A Taste of Honey (play) - Analysing the extract

Higher tier question

Look closely at the way Jo speaks and behaves in this extract. What does it reveal to the audience about her feelings at this point in the play?

Foundation tier question

What do you think of Jo’s behaviour and the way she speaks in this extract? Remember you must give reasons for what you write and you must also support your answer with words and phrases from the text.

Your key priority should be to analyse and comment on the language Shelagh Delaney has used in this extract only.

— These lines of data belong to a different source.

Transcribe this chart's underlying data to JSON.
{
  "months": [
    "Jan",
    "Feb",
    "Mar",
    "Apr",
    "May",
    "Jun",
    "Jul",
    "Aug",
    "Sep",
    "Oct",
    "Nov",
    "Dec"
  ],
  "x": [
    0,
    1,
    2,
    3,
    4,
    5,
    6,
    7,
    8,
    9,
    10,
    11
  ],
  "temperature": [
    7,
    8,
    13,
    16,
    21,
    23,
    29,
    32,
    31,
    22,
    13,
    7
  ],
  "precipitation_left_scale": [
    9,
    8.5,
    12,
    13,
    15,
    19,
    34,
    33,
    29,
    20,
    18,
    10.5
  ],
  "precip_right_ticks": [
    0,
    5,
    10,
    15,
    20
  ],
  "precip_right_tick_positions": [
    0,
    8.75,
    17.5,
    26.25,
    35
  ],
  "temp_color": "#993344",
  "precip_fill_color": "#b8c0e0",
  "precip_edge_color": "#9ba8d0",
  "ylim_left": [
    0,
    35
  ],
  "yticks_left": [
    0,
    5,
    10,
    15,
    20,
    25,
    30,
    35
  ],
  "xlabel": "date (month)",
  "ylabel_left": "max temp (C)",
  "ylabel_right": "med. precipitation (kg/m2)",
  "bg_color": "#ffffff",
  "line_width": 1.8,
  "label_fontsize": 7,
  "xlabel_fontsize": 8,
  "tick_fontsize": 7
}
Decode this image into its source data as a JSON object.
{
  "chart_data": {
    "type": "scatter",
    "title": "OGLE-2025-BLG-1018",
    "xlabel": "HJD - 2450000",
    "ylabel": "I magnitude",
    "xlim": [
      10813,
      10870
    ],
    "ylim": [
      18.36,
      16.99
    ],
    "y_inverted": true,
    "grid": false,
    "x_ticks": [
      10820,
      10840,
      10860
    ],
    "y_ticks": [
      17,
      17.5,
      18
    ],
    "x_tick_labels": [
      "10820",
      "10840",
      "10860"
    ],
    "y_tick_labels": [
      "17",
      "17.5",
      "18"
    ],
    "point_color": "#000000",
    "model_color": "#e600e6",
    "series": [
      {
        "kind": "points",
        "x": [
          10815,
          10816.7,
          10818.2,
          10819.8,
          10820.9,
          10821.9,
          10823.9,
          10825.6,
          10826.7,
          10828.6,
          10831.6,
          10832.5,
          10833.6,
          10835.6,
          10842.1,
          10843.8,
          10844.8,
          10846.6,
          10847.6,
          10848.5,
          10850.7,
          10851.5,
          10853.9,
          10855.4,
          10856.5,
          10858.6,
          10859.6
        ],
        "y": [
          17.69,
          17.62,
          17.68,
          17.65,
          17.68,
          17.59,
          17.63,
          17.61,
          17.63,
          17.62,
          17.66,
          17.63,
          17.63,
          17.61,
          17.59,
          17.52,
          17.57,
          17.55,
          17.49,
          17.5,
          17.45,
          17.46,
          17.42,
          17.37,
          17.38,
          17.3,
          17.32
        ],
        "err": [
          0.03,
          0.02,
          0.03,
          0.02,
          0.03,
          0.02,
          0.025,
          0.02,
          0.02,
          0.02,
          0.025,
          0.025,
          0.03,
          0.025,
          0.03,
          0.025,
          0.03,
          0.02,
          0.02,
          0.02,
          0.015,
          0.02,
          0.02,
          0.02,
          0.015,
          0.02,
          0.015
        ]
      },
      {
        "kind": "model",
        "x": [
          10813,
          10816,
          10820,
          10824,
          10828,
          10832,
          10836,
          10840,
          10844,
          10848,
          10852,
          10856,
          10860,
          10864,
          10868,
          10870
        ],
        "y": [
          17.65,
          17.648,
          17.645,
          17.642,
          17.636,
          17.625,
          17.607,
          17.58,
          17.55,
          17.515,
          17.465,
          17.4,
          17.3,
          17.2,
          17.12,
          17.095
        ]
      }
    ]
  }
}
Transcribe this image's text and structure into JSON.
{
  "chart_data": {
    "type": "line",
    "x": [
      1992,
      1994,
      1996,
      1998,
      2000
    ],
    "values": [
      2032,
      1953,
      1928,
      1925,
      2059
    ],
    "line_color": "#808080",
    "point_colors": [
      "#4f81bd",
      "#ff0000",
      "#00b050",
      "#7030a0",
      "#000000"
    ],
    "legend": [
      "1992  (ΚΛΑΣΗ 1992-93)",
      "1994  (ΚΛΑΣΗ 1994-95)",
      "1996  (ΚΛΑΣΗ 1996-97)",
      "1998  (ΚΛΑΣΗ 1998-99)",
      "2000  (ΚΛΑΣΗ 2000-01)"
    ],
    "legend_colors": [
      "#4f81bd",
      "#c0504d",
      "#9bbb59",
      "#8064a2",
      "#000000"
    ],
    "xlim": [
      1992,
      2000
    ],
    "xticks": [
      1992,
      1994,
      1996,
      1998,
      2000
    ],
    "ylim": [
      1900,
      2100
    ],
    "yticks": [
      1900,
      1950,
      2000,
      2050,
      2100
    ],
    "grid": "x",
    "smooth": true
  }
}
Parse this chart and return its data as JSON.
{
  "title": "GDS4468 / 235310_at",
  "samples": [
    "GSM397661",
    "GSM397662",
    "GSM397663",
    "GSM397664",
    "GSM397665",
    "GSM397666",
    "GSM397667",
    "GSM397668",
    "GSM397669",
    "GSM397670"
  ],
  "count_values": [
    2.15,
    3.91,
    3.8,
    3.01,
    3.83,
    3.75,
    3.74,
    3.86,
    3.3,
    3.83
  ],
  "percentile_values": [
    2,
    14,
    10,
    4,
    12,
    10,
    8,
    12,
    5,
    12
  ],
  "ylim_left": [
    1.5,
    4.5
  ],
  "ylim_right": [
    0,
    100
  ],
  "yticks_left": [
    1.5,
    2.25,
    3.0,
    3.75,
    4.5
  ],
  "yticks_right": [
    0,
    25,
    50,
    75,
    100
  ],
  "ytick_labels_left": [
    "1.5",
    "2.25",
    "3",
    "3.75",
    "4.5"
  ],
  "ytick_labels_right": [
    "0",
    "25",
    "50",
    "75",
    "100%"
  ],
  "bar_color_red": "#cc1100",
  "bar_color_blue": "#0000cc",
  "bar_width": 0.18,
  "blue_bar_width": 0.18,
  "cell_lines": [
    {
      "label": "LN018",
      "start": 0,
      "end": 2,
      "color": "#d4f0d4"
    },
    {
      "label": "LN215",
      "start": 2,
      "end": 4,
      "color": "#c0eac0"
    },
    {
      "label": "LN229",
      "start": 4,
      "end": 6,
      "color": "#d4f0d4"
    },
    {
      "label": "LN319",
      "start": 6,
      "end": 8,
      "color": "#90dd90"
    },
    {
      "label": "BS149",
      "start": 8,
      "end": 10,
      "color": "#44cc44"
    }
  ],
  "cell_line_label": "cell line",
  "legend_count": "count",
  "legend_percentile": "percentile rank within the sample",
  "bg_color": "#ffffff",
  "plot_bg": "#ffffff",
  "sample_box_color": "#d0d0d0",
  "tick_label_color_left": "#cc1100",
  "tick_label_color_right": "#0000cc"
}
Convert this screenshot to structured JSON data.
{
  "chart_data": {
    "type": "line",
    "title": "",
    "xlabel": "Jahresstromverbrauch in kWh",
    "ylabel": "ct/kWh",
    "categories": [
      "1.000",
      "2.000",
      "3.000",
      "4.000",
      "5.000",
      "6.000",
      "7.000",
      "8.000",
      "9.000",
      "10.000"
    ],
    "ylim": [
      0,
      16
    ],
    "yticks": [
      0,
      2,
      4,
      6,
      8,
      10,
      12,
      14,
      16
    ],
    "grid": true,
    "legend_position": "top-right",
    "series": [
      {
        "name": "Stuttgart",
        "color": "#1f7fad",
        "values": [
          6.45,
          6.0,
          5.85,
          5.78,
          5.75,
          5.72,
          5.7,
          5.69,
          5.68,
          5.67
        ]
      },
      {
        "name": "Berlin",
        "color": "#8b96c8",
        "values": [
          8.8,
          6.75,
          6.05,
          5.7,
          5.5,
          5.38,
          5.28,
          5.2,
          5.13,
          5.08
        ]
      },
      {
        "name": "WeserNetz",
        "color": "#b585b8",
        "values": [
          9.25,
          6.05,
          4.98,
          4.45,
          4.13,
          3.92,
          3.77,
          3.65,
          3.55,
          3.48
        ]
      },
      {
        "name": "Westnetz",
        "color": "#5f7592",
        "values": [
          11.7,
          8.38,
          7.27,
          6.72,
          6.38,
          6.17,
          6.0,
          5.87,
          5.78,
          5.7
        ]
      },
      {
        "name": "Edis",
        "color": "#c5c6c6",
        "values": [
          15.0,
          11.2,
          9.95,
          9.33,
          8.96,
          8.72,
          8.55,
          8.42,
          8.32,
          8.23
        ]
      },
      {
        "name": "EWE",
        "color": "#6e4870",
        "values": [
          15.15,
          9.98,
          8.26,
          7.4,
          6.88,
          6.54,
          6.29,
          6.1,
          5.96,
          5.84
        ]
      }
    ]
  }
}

Look once again at the extract below and pay particular attention to the highlighted points. Think about how they help the audience have a better understanding of the way Jo feels and why she behaves as she does in this extract from the play.

The extract

Jo
God! (1) It’s hot.
Geof
I know it’s hot.
Jo
I’m so (2) restless.
Geof
Oh, stop prowling about.
Jo
This place (3) stinks. [Goes over to the door. Children are heard singing in the street.] That river, it’s the colour of lead. Look at that washing, it’s dirty, and look at those (4) filthy children.
Geof
It’s not their fault.
Jo
It’s their (5) parents’ fault. There’s a little boy over there and his hair, honestly, it’s walking away. And his ears. Oh! He’s a real mess! He never goes to school. He just sits on that front doorstep all day. I think he’s a bit (6) deficient.
[The children’s voices die away. A tugboat hoots.]
His mother ought not to be allowed.
Geof
Who?
Jo
His mother. Think of all the (7) harm she does, having children.
Geof
Sit down and read a book, Jo.
Jo
I can’t.
Geof
Be quiet then. You’re getting on my nerves. [Suddenly she yells and whirls across the room.]
Jo
(8) Whee! Come on rain. Come on storm. It kicked me, Geof. It kicked me!
Geof
What?
Jo
(9) It kicked me. [Geof runs to her and puts his head on her belly.]
Geof
Will it do it again?
Jo
It shows it’s alive anyway. Come on, baby, let’s see what big sister’s making for us.
Geof
Put it down.
Jo
What a pretty little dress.
Geof
It’s got to wear something. You can’t just wrap it up in a bundle of newspaper.
Jo
And dump it on a doorstep. How did Geoffrey find out the measurements?
Geof
Babies are born to the same size more or less.
Jo
Oh, no, they’re not. Some are thin scrappy things and others are huge and covered in rolls of fat.
Geof
Shut up, Jo, it sounds revolting.
Jo
They are (10) revolting. I hate babies.
  • When Jo says she is (1) hot the audience can see that she is not in a very good mood and that at this moment in time, nothing will make her happy. Her pregnancy is making her uncomfortable and she often takes this out on Geof, who tries to calm Jo as he only wants what is best for her.
  • The word (2) restless suggests once again that Jo is uncomfortable and unable to settle down and sit still. Even Geof, who is usually so calm, begins to get annoyed and tells Jo to stop prowling about. Jo’s restless state is more than likely a result of her uncertainty about her future and her ambiguous feelings towards being a mother.
  • The word (3) stinks once again highlights Jo’s dissatisfaction with her life. This time her anger is aimed at the flat and the industrial area in which it is situated. The audience is reminded of the smell that will linger in the area and how this underlines the poverty that is suffered by many of the working class people who live nearby.
  • Jo focuses in particular on the (4) filthy children who play outside. She is consumed with thoughts of childhood, no doubt because she will soon be bringing her own child into the world. Jo does not want her child to suffer and she is also aware of the difficult childhood she herself had.
  • The phrase (5) Parents’ fault is Jo’s way of reinforcing the idea that the children are not to blame for their dirty appearance. As Jo points out, it is the fault of their parents. Jo is remembering her own poor childhood and how Helen, who is a selfish mother, often n eglected her.
  • When commenting on the child who may be a bit (6) deficient Jo is worrying about her own baby. After discovering her own father was mentally unstable, Jo worries that her baby will be born the same way.
  • Once again, when Jo uses the word (7) harm she is referring to mothers who have children without taking the time and effort to look after them properly. No doubt Jo is thinking of her own mother Helen when she says this.
  • The word (8) whee shows how quickly Jo’s mood can change. Previously in this scene she has seemed very gloomy but when she feels her baby kicking, she grows excited and dances around the room.
  • When Jo shouts out, (9) It kicked me her excitement towards the baby is emphasised further, suggesting to the audience that Jo has now come to terms with her pregnancy and that she is happy about it.
  • However, the phrase, (10) ... revolting. I hate babies seems once again to suggest otherwise. Jo’s mood has quickly changed. She is now no longer excited about having a baby. Instead, she is claiming to hate babies and insisting that she finds them revolting. This will puzzle the audience as she had previously seemed so happy to feel the baby kick her.